«Intesa, Messina si dimette» Falsa mail, la Consob indaga
Il titolo va giù poi recupera. Presunta rivendicazione No Tav
La mail arriva alla rinfusa a giornalisti e (forse) a operatori a partire dalle 15.38: «Intesa Sanpaolo conferma» che il ceo Carlo Messina «si è dimesso» e «ha ammesso di aver falsato la contabilità», il bilancio della banca non è in utile ma in perdita. Tutto è inconsueto, dal linguaggio alla forma della comunicazione, link e indirizzi mail possono trarre in inganno ma non portano a nulla anche perché il finto sito viene sospeso in fretta.
Insomma, il falso è evidente anche ai meno esperti e, dopo verifiche con l’istituto, nessuna agenzia o sito web riporta la notizia. Circola però su Twitter e anche un commentatore esperto come Simon Nixon del Wall Street Journal cade nel tranello e se ne scuserà pubblicamente proprio con un tweet. Alle 16.30 viene annunciata una smentita ufficiale che è diffusa dalla banca alle 17.15. Nel frattempo però il titolo in Borsa, che stava guadagnando circa l’1%, subisce un contraccolpo e fra le 15.38 e le 16.06 perde il 3,2%, per poi recuperare altrettanto rapidamente e chiudere in rialzo dell’1,05%.

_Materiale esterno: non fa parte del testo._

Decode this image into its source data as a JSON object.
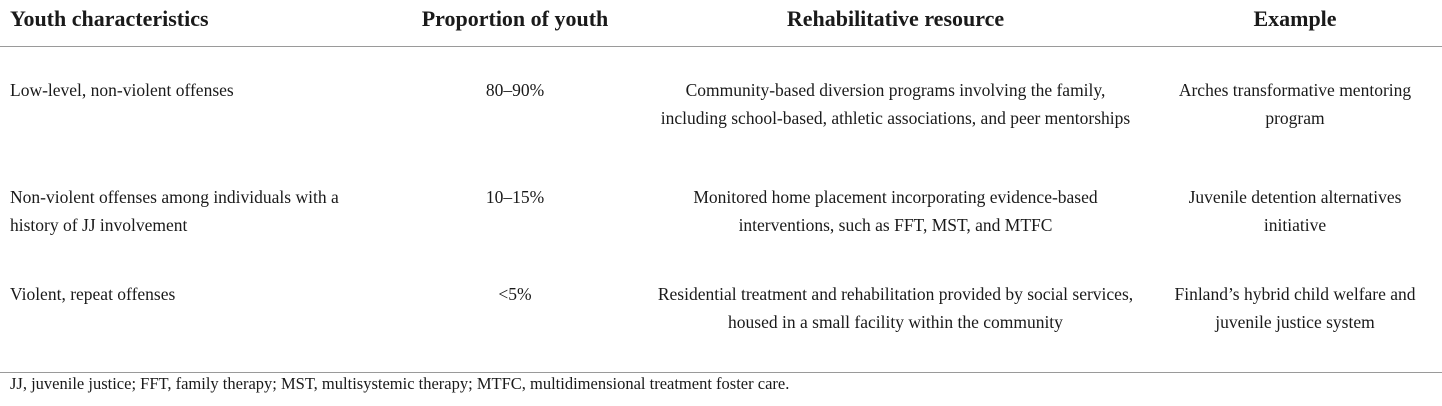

E per finire arriva anche una simil-rivendicazione: il sito Indymedia Piemonte pubblica una nota attribuita a «No Tav» che si rallegra perché il falso comunicato ha fatto precipitare il titolo di Intesa, indicata «la principale banca che finanzia la Tav». Segue elogio del «metodo di lotta» di «diffondere bufale».
La bufala ha fatto scattare le indagini da parte della Consob per abuso di mercato sotto forma di manipolazione informativa. C’è almeno un precedente. Nel 2007 un falso comunicato stampa ha attribuito all’Antitrust l’apertura di un’istruttoria per abuso di posizione dominante su Mediaset. Le indagini Consob hanno avuto successo e l’autore della bufala è stato individuato e punito nel 2011 con una sanzione di 100 mila euro.
Intesa Sanpaolo, che lunedì ha in calendario l’assemblea degli azionisti sui conti, ovviamente si è mossa subito: ha informato le autorità e ha fatto partire la caccia incaricando «i responsabili della sicurezza informatica del gruppo di acquisire tutti gli elementi utili alla identificazione di coloro i quali hanno concepito ed eseguito tale grave atto». Allo stesso tempo l’istituto valuta «con i legali tutte le eventuali azioni giudiziarie».
La bufala fabbricata con scarsa perizia ha provocato tutto sommato danni limitati. Però da un lato è senza dubbio un atto facilmente replicabile, dall’altro «inquieta» il fatto che, nonostante la falsa notizia non sia circolata sui principali canali informativi se non in forma di smentita, abbia comunque provocato un breve terremoto in Borsa.